Ok… but what does that actually mean? Ideas are often the easy part; but, how do you know when your idea has enough meat to it to begin prototyping?
Well, there isn’t really a “wrong” time to start, but I think the value of a prototype looks something like a bell curve:
The trap I usually fall into is firing up my engine of choice before I really know what I’m building. I end up focusing on unimportant details, and generally spin my wheels working on things that aren’t actually testing the idea. I don’t know what my game’s identity is yet, so I end up just rebuilding the games that I’m taking inspiration from.
On the flip side, if you come in with a fully specced out design, your prototype is going to be bloated and hard to learn from. The more complex and interwoven the systems are, the more things need to change when you inevitably iterate on the design. Plus, this is an easy way to stumble down the pit of scope creep.
So it can be a bit of a catch-22; but I think the idea is that you should build a prototype when you have something specific that you want to test.
I’ve known for a long time that I want to make an idle game, but it only felt like the idea turned into something real once I figured out what I wanted to do with it. I was very inspired by the way that Melvor Idle was able to encapsulate the world of Runescape into an idle game experience, and make something that still feels like a genuine adventure (despite the game being mostly progress bars).
After a few thousand hours of Melvor, I realized I wanted to capture the feeling of an idle game that feels like the player is progressing through an RPG landscape. If Melvor can be the idle game incarnation of Runescape, then maybe I can pull from my own experiences and make the idle game version of a JRPG.
You could say that I found my game’s Identity.
But is this a clear enough vision to start prototyping? Where does it put us on the curve? I would say it puts us somewhere around here: maybe enough to get started, but we could stand to figure out a bit more before we really begin to strike at the heart of the matter.
What do we need to really put it over the top, then? Well, we need ways to evaluate success. We need to know what we’re trying to do with this game, and ways in which we can measure whether or not we’re hitting those goals.

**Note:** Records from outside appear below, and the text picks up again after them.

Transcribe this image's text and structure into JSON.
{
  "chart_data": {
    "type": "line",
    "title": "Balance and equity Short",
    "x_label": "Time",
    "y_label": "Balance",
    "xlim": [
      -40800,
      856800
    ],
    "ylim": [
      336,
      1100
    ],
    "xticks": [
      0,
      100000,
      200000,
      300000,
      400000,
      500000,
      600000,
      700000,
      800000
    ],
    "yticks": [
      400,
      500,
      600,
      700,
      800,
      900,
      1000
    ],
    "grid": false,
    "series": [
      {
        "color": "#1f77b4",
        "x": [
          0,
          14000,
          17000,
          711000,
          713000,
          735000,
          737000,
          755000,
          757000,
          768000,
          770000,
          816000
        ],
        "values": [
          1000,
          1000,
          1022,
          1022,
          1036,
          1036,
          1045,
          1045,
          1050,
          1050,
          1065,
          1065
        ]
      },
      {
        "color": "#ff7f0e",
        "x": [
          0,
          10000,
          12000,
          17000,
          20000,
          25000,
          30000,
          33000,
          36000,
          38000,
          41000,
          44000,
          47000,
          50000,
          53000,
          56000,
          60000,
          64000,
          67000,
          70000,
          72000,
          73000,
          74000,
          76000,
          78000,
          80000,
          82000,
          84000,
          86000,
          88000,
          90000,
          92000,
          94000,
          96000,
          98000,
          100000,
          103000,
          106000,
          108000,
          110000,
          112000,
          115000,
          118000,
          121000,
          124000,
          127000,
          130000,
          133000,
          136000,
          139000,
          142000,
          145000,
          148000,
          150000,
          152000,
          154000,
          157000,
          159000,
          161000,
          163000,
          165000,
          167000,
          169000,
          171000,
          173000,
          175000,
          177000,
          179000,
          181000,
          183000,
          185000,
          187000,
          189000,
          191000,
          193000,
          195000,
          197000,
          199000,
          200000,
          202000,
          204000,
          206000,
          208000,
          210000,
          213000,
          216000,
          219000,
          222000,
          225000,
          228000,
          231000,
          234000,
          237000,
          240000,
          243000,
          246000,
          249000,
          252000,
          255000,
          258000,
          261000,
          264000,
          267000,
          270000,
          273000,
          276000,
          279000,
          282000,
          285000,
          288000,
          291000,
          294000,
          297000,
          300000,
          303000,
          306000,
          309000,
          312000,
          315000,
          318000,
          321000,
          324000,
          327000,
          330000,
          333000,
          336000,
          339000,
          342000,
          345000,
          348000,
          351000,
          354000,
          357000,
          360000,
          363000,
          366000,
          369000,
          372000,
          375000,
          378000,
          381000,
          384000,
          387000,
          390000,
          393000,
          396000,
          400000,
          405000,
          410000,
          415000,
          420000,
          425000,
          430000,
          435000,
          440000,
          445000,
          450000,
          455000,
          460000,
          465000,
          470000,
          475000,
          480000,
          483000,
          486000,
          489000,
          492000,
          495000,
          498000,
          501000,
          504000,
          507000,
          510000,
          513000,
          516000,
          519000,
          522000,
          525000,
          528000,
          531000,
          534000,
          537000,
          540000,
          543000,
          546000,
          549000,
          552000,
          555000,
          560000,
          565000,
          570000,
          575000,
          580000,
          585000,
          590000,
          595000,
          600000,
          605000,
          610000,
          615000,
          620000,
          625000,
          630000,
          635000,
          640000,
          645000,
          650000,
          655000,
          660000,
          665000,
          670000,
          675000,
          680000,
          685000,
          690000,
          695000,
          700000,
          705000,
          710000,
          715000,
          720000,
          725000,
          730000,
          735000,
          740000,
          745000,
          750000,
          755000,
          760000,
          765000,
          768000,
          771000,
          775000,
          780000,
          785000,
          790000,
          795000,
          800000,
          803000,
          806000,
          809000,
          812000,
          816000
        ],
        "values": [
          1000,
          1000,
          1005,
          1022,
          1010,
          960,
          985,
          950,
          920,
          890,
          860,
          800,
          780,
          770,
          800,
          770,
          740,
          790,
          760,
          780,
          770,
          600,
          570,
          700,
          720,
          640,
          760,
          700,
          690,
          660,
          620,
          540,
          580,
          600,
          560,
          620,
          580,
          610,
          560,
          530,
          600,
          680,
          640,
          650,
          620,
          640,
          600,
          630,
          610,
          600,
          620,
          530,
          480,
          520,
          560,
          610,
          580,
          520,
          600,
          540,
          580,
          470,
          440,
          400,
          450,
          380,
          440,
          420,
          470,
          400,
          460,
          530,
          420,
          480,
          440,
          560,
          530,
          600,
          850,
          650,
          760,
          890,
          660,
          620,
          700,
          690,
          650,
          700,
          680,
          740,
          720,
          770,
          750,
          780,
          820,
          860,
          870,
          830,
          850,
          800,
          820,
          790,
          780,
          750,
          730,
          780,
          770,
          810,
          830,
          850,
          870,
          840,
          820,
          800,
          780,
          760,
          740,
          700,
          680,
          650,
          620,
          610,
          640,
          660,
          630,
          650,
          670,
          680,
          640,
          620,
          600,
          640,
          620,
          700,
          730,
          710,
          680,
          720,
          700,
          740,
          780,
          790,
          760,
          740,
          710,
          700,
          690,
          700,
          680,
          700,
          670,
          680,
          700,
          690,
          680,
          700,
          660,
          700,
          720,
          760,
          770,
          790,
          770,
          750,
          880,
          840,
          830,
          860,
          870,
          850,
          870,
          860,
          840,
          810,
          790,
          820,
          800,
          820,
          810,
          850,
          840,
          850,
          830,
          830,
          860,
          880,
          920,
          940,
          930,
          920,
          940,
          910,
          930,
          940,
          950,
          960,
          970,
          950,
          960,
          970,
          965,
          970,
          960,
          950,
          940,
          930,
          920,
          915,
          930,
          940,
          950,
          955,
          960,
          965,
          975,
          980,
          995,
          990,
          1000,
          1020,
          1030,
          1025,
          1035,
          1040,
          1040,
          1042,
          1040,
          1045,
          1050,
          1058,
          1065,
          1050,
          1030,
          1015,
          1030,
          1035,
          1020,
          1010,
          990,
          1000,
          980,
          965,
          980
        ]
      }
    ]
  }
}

In order to know if what we’re doing is working, we need to start thinking about our Design Pillars.
What is the game really about? What am I trying to do with it? What does the game do to set itself apart? What is the player focusing on? What does the game need in order to service those gameplay goals? We need to think about initial answers to all of these questions - in fact, we’ve already started identifying some of them above!
Of course our answers are going to change over time, but in order for the game to go anywhere, it needs something to inform its direction - and the Design Pillars help us with this.
I think a useful analogy is to think of our prototype like a science experiment:
Thinking back to high school, I can (somehow) recall that an important part of the scientific method is to pose a hypothesis. You don’t know what the end result of the experiment is going to be, but you need to start somewhere, so you start with some predictions. You make an informed hypothesis based on the knowledge that you already posess, and then the experiments test those predictions. If the question still feels un-answered, then you update your hypothesis and go right back in.
Of course we think the prototype is going to be fun, but the point is to test those predictions. We aren’t just trying to make a mini version of the game, we’re trying to figure out what the game needs to be successful. Our goal isn’t to get everything perfect, it’s to determine if this will work in the long run.
Maybe our Design Pillars aren’t even good - we want to find out if the hypothesis sucks before investing a lot of effort into it.
We need to know the foundation is stable before we build on it.
So if we want to push our game into that sweet spot on the prototype value curve, it seems to me that we need to know what the game’s Identity is, and we need to know what our Design Pillars are.
If we’ve identified “Melvor-style Idle JRPG” as our game’s identity, then what are its Pillars?
In my opinion, the essence of a JRPG can be distilled down to the following:
Strategic turn-based combat in evocative locales
In-depth party customization and inventory management
The feeling of progressing through and exploring a lived-in world
There’s certainly more to a JRPG than those points, but these are the elements that feel foundational to me and the kind of game that I want to make.
And if we consider these our Design Pillars, we can almost immediately start to see what mechanics we will need to service them, and what the interplay between them might be like. Now, suddenly it feels like the kind of idea that I want to get my hands on and play around with.
Sounds like it’s time for a prototype.